TB is the leading infectious disease cause of death globally, and new medicines to treat drug-resistant strains of TB are urgently needed. Current treatments for drug-resistant TB (DR-TB) can last up to two years and include up to eight months of daily injections. Even when patients are able to tolerate these grueling and often toxic regimens, fewer than half of those treated are cured. The development of new TB drugs like sutezolid is critical to the advancement of safer and more effective TB treatment regimens. TB is treated with regimens rather than a single medicine.

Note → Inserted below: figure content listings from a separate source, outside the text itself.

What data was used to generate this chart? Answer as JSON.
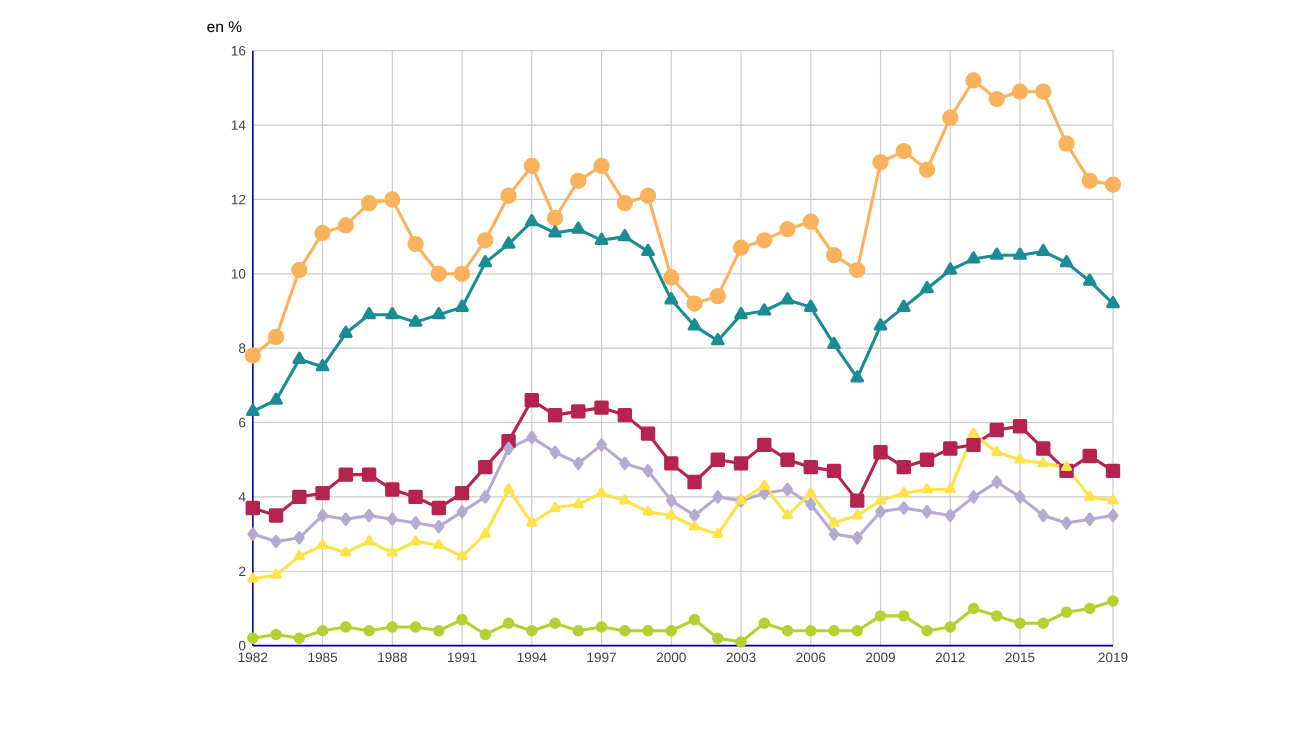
{
  "chart_data": {
    "type": "line",
    "ylabel": "en %",
    "x": [
      1982,
      1983,
      1984,
      1985,
      1986,
      1987,
      1988,
      1989,
      1990,
      1991,
      1992,
      1993,
      1994,
      1995,
      1996,
      1997,
      1998,
      1999,
      2000,
      2001,
      2002,
      2003,
      2004,
      2005,
      2006,
      2007,
      2008,
      2009,
      2010,
      2011,
      2012,
      2013,
      2014,
      2015,
      2016,
      2017,
      2018,
      2019
    ],
    "xlim": [
      1982,
      2019
    ],
    "xticks": [
      1982,
      1985,
      1988,
      1991,
      1994,
      1997,
      2000,
      2003,
      2006,
      2009,
      2012,
      2015,
      2019
    ],
    "ylim": [
      0,
      16
    ],
    "yticks": [
      0,
      2,
      4,
      6,
      8,
      10,
      12,
      14,
      16
    ],
    "grid": true,
    "line_style": "solid",
    "series": [
      {
        "color": "#fbb25c",
        "marker": "circle",
        "values": [
          7.8,
          8.3,
          10.1,
          11.1,
          11.3,
          11.9,
          12.0,
          10.8,
          10.0,
          10.0,
          10.9,
          12.1,
          12.9,
          11.5,
          12.5,
          12.9,
          11.9,
          12.1,
          9.9,
          9.2,
          9.4,
          10.7,
          10.9,
          11.2,
          11.4,
          10.5,
          10.1,
          13.0,
          13.3,
          12.8,
          14.2,
          15.2,
          14.7,
          14.9,
          14.9,
          13.5,
          12.5,
          12.4
        ]
      },
      {
        "color": "#1a8c94",
        "marker": "triangle",
        "values": [
          6.3,
          6.6,
          7.7,
          7.5,
          8.4,
          8.9,
          8.9,
          8.7,
          8.9,
          9.1,
          10.3,
          10.8,
          11.4,
          11.1,
          11.2,
          10.9,
          11.0,
          10.6,
          9.3,
          8.6,
          8.2,
          8.9,
          9.0,
          9.3,
          9.1,
          8.1,
          7.2,
          8.6,
          9.1,
          9.6,
          10.1,
          10.4,
          10.5,
          10.5,
          10.6,
          10.3,
          9.8,
          9.2
        ]
      },
      {
        "color": "#b5234f",
        "marker": "square",
        "values": [
          3.7,
          3.5,
          4.0,
          4.1,
          4.6,
          4.6,
          4.2,
          4.0,
          3.7,
          4.1,
          4.8,
          5.5,
          6.6,
          6.2,
          6.3,
          6.4,
          6.2,
          5.7,
          4.9,
          4.4,
          5.0,
          4.9,
          5.4,
          5.0,
          4.8,
          4.7,
          3.9,
          5.2,
          4.8,
          5.0,
          5.3,
          5.4,
          5.8,
          5.9,
          5.3,
          4.7,
          5.1,
          4.7
        ]
      },
      {
        "color": "#b6a9d2",
        "marker": "diamond",
        "values": [
          3.0,
          2.8,
          2.9,
          3.5,
          3.4,
          3.5,
          3.4,
          3.3,
          3.2,
          3.6,
          4.0,
          5.3,
          5.6,
          5.2,
          4.9,
          5.4,
          4.9,
          4.7,
          3.9,
          3.5,
          4.0,
          3.9,
          4.1,
          4.2,
          3.8,
          3.0,
          2.9,
          3.6,
          3.7,
          3.6,
          3.5,
          4.0,
          4.4,
          4.0,
          3.5,
          3.3,
          3.4,
          3.5
        ]
      },
      {
        "color": "#fde24a",
        "marker": "triangle",
        "values": [
          1.8,
          1.9,
          2.4,
          2.7,
          2.5,
          2.8,
          2.5,
          2.8,
          2.7,
          2.4,
          3.0,
          4.2,
          3.3,
          3.7,
          3.8,
          4.1,
          3.9,
          3.6,
          3.5,
          3.2,
          3.0,
          3.9,
          4.3,
          3.5,
          4.1,
          3.3,
          3.5,
          3.9,
          4.1,
          4.2,
          4.2,
          5.7,
          5.2,
          5.0,
          4.9,
          4.8,
          4.0,
          3.9
        ]
      },
      {
        "color": "#b3d232",
        "marker": "circle",
        "values": [
          0.2,
          0.3,
          0.2,
          0.4,
          0.5,
          0.4,
          0.5,
          0.5,
          0.4,
          0.7,
          0.3,
          0.6,
          0.4,
          0.6,
          0.4,
          0.5,
          0.4,
          0.4,
          0.4,
          0.7,
          0.2,
          0.1,
          0.6,
          0.4,
          0.4,
          0.4,
          0.4,
          0.8,
          0.8,
          0.4,
          0.5,
          1.0,
          0.8,
          0.6,
          0.6,
          0.9,
          1.0,
          1.2
        ]
      }
    ]
  }
}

Sutezolid marks the first drug that, if developed, could use the 3P Project approach, which is an alternative way designed by MSF and others to fund and incentivize research and development for TB regimens. 3P addresses some of the shortcomings of the current drug development landscape and aims to ensure the resulting treatments are affordable and accessible to all by de-linking R&D costs from prices and sales.
About UAEM
Universities Allied for Essential Medicines is a global grassroots movement of university students and academics organizing for public control over medicine and its pricing to ensure that publicly-funded medical research meets the needs of people everywhere. UAEM seeks to: 1) Promote access to medicines for people in developing countries by changing norms and practices around university patenting and licensing; 2) Ensure that university medical research meets the needs of the majority of the world's population; 3) Empower students to respond to the access and innovation crises. Find out more at http://uaem.org/
About MSF
Doctors Without Borders, an international medical humanitarian organisation, has been fighting TB for over 30 years and is now one of the biggest non-government providers of TB care worldwide. MSF currently treats this infectious disease in 24 countries, including India, Central African Republic, South Africa and Uzbekistan.
About TB CAB
The Global Tuberculosis Community Advisory Board is a group of strong, research-literate community activists from HIV and TB networks around the world. The TB CAB works in an advisory capacity to researchers and product developers conducting trials of new TB drugs and diagnostic technologies, and provides input on study designs, early access, regulatory approval, post marketing, and implementation strategies.
About TAG
Treatment Action Group is an independent AIDS research and policy think tank fighting for better treatment, a vaccine, and a cure for AIDS and its two major coinfections, tuberculosis and hepatitis C virus. We are science-based treatment activists working to expand and accelerate vital research and effective community engagement with research and policy institutions.
About Public Citizen
Public Citizen is a consumer advocacy organisation with more than 400,000 members and supporters and a forty-five year history representing the public interest before congress, federal agencies and the courts. Topics of organisational focus include trade, environment, money in politics and prescription drug access, safety and efficacy, among others.